The trappings of tourism were less intrusive and there were comparatively few touts. Those there were quickly took no for an answer and we were left in peace. Bar the stop-for-a-few minutes day trippers, we were the only tourists around. The day was our warmest in Tunisia yet, and we enjoyed a quiet meander along the opposite side of the gorge in the sun and then into the town itself, exploring amongst the old abandoned houses to the far end where the views were still more impressive.
We got talking to one of the guys waiting around for someone to guide or sell rocks to, and it turned out there was an open campsite at Mides. We would have loved to have camped here but had found no information about sites in the area, no signs to any from the road either. There had been one at Tameghza but it had closed. We promised to put the Mides site details on the internet for him. Small Tunisian businesses are struggling, but don’t do much in the way of marketing themselves.
We returned to our campsite at Gafsa taking a wonderful western mountain route back. East of the mountain oases is a big phospate mining area with its own manmade scenery. The area has been depressed for years as the deposits are running out and there is much unemployment as a result. There has been a lot of unrest recently as workers sit in and demonstrate. It was here the revolution started too. All was peaceful and very friendly as we drove through the mining towns.

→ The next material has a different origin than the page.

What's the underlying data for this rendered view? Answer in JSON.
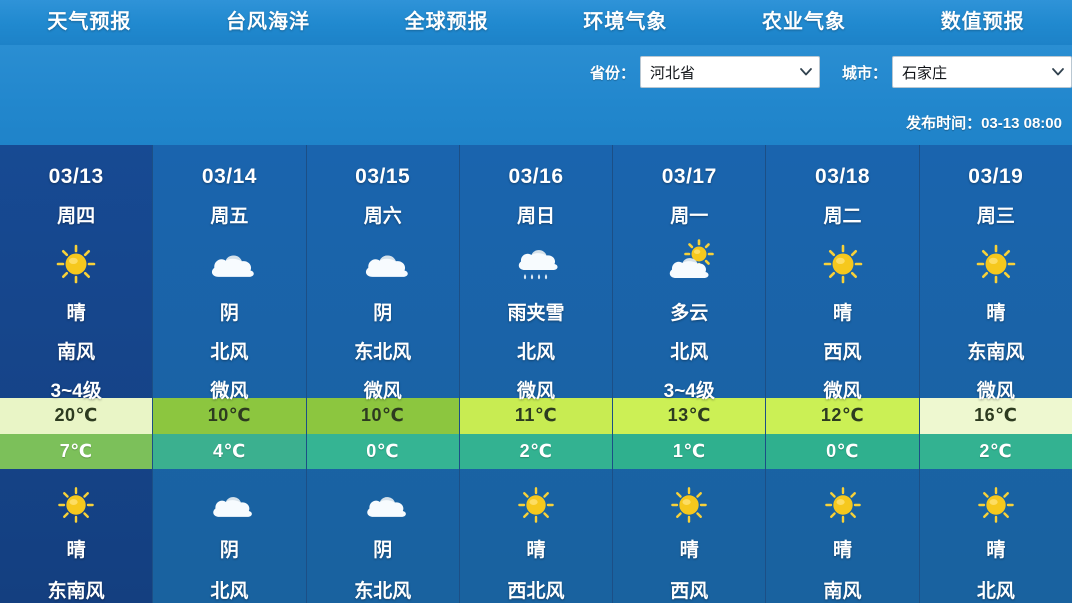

Gafsa itself is a busy major town and marks the transition between the desert south and the greener north of the country. Its oasis is a mix of palms, olive groves and fruit bushes and trees and has a different feel to those we’d visited in the south. In spite of being on the edge of town, it felt rural, idyllic and tranquil. People living simple lives working on the land and tending their livestock in ways unchanged for centuries, just the addition of a tractor or two driven by boy racers weaving around the donkey carts (and tourists on bikes).
The El-hassan campsite was in the heart of the oasis and is one of the better ones we’ve been to and also includes a cafe and restaurant. We spent a lazy Saturday enjoying the weather and had just finished one of our omelette in flat bread lunches, when the owner came out bearing a gift for us – a huge bowl of the most wondrous couscous. It was delicious. After eating all afternoon, we didn’t need any more food that day!
In the evening we were invited to have a look at a wedding party being held there. It was a more modern affair than the one we’d glimpsed at Douz, and we felt rather out of place to say the least. The very frilly bride and her rather embarrassed-looking groom sat on thrones on a raised platform at the front of the room with a formally sat audience of older women and children crowding the small space. A tiny dance floor in front of the married couple was bursting forth with heavily made-up young women dancing to modern Arab and Western-sounding music. All the men, apart from the groom, were sitting smoking chicha and drinking coffee outside the hall.